Agresi dalam Hubungan Jangka Panjang: Intimidasi dan Kekerasan di Tempat Kerja
• Intimidasi meliputi agresi berulang terhadap individu yang, untuk berbagai alasan, tidak dapat membela
dirinya sendiri dari perlakuan semacam ini. Intimidasi terjadi pada banyak konteks, termasuk sekolah,
tempat kerja, dan penjara. Hanya sedikit anak-anak yang menjadi pelaku saja atau korban saja; lebih
banyak anak-anak yang memainkan kedua peran baik pelaku maupun korban secara sekaligus. Pelaku dan
pelaku/korban tampaknya memiliki self-esteem yang lebih rendah daripada anak-anak yang tidak terlibat
dalam intimidasi.
• Agresi di tempat kerja memiliki berbagai bentuk, tetapi biasanya bersifat tertutup. Agresi ini muncul dari
banyak faktor, termasuk persepsi bahwa dirinya telah diperlakukan secara tidak adil dan adanya banyak
perubahan mengganggu yang terjadi di tempat kerja dalam tahun-tahun terakhir.
 
Pencegahan dan Pengendalian Agresi: Beberapa Teknik yang Berguna
• Hukuman dapat menjadi efektif dalam mengurangi agresi, tetapi hanya jika diberikan pada kondisi-kodis
tertentu.
• Hipotesis katarsis tampaknya banyak mengandung kesalahan. Terlibat dalam aktivitas keras dapat
mengurangi keterangsangan emosi, tetapi hanya untuk sementara. Sama halnya, agresi tidak dikurangi
dengan cara terlibat dalam bentuk agresi yang sepertinya “aman”.

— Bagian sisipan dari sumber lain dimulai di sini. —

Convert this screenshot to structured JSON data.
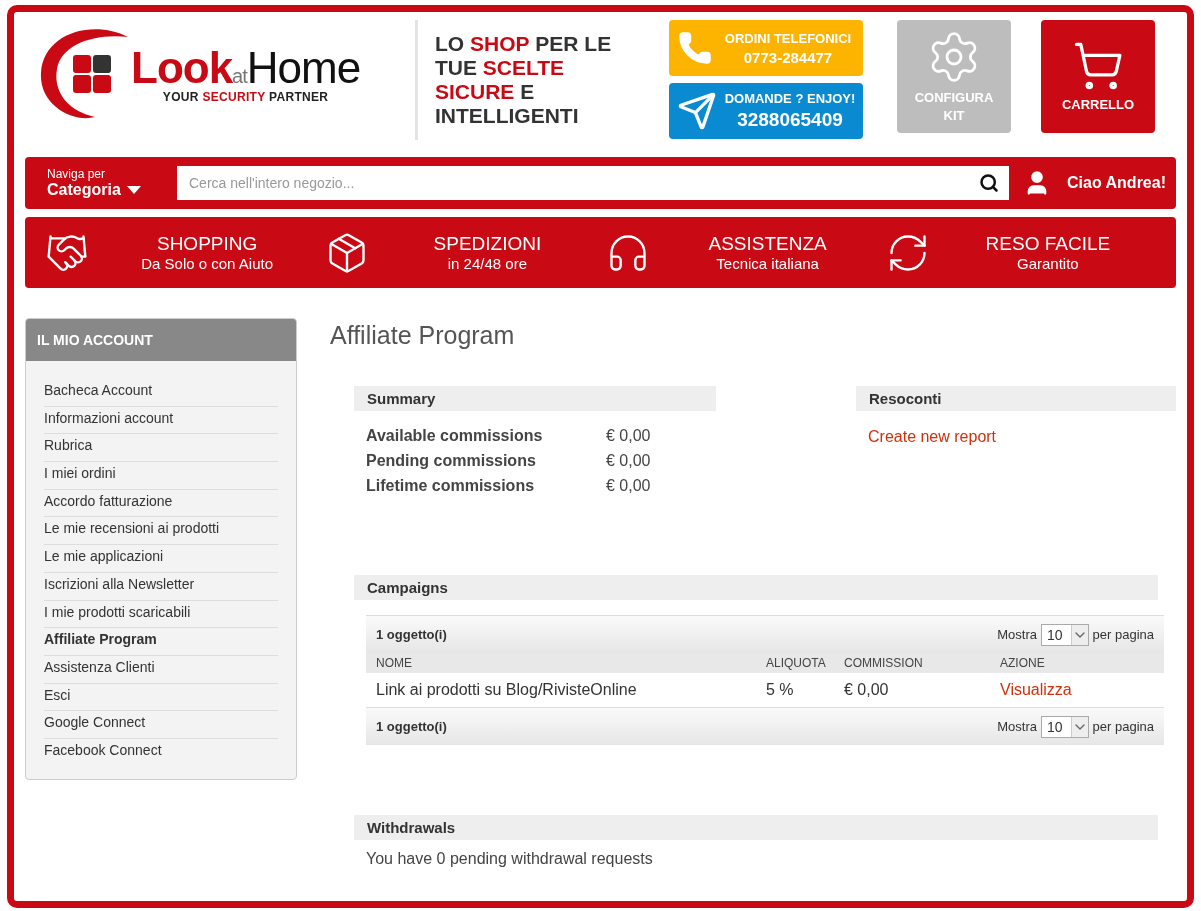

• Agresi dapat dikurangi dengan permintaan maaf—pengakuan kesalahan yang meliputi permintaan ampun
—dan dengan terlibat dalam aktivitas yang mengalihkan perhatian dari penyebab amarah.
• Agresi juga dapat dikurangi dengan pemaparan terhadap model nonagresif, pelatihan dalam keterampilan
sosial, serta pembangkitan kondisi afeksi yang tidak tepat dengan agresi.